Auf den Feldern der Agrargenossenschaft Unterspreewald (Dahme-Spreewald) stechen stattdessen Arbeiter aus Polen den Spargel. Für den Betrieb hat sich die Maschine, die Kosten senken sollte, nicht gerechnet, wie Vorstand Uwe Schieban sagt.

Die Technik funktioniert so: Die Maschine wird von einem Traktor über das Feld gezogen. Rotierende Messer schneiden ein Stück des Dammes ab, dann wird die Erde abgesiebt und übrig bleibt auf einem Band der geerntete Spargel. So weit die Theorie.

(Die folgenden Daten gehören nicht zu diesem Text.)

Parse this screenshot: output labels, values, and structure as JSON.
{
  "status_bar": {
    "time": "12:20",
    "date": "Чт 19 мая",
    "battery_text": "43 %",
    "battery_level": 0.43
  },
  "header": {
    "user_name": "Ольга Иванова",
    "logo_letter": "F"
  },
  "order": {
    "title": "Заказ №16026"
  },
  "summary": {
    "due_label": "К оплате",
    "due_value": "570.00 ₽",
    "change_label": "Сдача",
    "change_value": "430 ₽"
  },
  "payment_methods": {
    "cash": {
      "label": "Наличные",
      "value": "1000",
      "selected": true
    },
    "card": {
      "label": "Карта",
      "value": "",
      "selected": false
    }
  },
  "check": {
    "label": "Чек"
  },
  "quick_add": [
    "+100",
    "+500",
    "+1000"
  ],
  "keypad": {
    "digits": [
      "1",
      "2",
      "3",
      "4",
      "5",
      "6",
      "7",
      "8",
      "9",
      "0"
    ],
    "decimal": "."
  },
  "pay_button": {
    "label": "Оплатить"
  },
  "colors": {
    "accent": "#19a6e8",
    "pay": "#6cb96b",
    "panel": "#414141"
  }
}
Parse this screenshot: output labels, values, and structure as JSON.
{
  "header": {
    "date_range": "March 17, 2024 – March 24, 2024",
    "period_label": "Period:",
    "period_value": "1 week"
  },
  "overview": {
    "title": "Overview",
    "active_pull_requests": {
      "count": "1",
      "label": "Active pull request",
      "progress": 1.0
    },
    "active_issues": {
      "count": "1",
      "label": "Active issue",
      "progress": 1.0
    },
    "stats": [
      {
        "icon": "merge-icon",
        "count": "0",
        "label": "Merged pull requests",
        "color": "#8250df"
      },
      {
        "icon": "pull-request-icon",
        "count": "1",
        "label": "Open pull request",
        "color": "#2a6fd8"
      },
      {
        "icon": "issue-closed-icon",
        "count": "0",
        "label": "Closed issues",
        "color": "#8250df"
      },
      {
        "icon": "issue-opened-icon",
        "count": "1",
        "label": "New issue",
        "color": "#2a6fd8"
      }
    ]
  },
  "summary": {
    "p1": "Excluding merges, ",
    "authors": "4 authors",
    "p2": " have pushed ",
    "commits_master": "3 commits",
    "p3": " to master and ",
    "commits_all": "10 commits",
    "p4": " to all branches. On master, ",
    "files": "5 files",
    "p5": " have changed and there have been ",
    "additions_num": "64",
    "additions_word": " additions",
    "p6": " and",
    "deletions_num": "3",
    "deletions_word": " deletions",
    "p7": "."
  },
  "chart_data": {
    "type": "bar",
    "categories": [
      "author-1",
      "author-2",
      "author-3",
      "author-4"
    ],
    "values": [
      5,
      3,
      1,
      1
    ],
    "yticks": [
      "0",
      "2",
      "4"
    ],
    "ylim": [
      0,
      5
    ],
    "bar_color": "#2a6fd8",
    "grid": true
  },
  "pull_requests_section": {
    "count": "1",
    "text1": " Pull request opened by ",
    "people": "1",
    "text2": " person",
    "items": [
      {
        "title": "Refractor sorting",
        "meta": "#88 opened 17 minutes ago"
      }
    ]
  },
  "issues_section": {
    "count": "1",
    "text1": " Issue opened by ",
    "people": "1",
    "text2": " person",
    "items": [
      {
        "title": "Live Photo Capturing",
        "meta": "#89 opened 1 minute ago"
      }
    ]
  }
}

Das Problem? „Die Maschine nimmt alles mit“, sagt Schieban. Also nicht nur die langen Spargelstangen, sondern auch die, die eigentlich noch ein bisschen wachsen sollten. Das führe zu einem Minderertrag. Schieban spricht von bis zu 40 Prozent.

Der Hersteller Ai-Solution in Wolfsburg verweist hingegen darauf, dass es von vielen Firmen gutes Feedback gebe. Seit 2009 verkauft der Agrarmaschinenbauer das Produkt, bislang rund 30 Mal, wie Geschäftsführer Christian Bornstein sagt. Die Maschine koste rund 80 000 Euro. Die meisten seien in Deutschland im Einsatz und einige in Frankreich, Peru, China und Ungarn.

Bornstein betont: „Es ist wichtig, genau zu planen, an welchen Tagen die Maschine über die Felder gezogen werden soll - um in der Masse möglichst langen Spargel zu haben.“ Während der Anbauer im Spreewald über zu kurze Spargelstangen bei der Maschinenernte klagt, findet ein Betrieb im Havelland viele Abnehmer für kurzen Spargel. Die Firma hat die baugleiche Maschine im Einsatz.

Es gebe eine große Nachfrage nach Spargelspitzen und Köpfen, sagt der Leiter der Pflanzenproduktion der Havelland agrar Weseram e.  G., Marten Woellner. „Die verkaufen wir super.“ Rund 20 Prozent der Ernte mit der Maschine seien kurze Spargelstangen. Die Firma setze weiter auf die Technik - in der Kombination mit dem Stechen per Hand.

Es gibt in Deutschland mehrere Firmen, die an der Entwicklung von Spargelerntemaschinen arbeiten, wie der Agrarwissenschaftler Jörg Morhard von der Universität Hohenheim in Stuttgart sagt. Wie sieht die Zukunft auf den Spargelfeldern aus - Mensch oder Maschine?

„Das hängt von der Verfügbarkeit von Arbeitskräften und der jeweiligen Lohnsituation ab“, betont Morhard. Momentan dominiere auf den Feldern eine Teilmechanisierung durch Erntehilfen. Das heißt: Anbauer setzen Maschinen ein, die zum Beispiel Folien anheben, damit die Arbeiter den Spargel stechen können. Das soll ihre Arbeit erleichtern.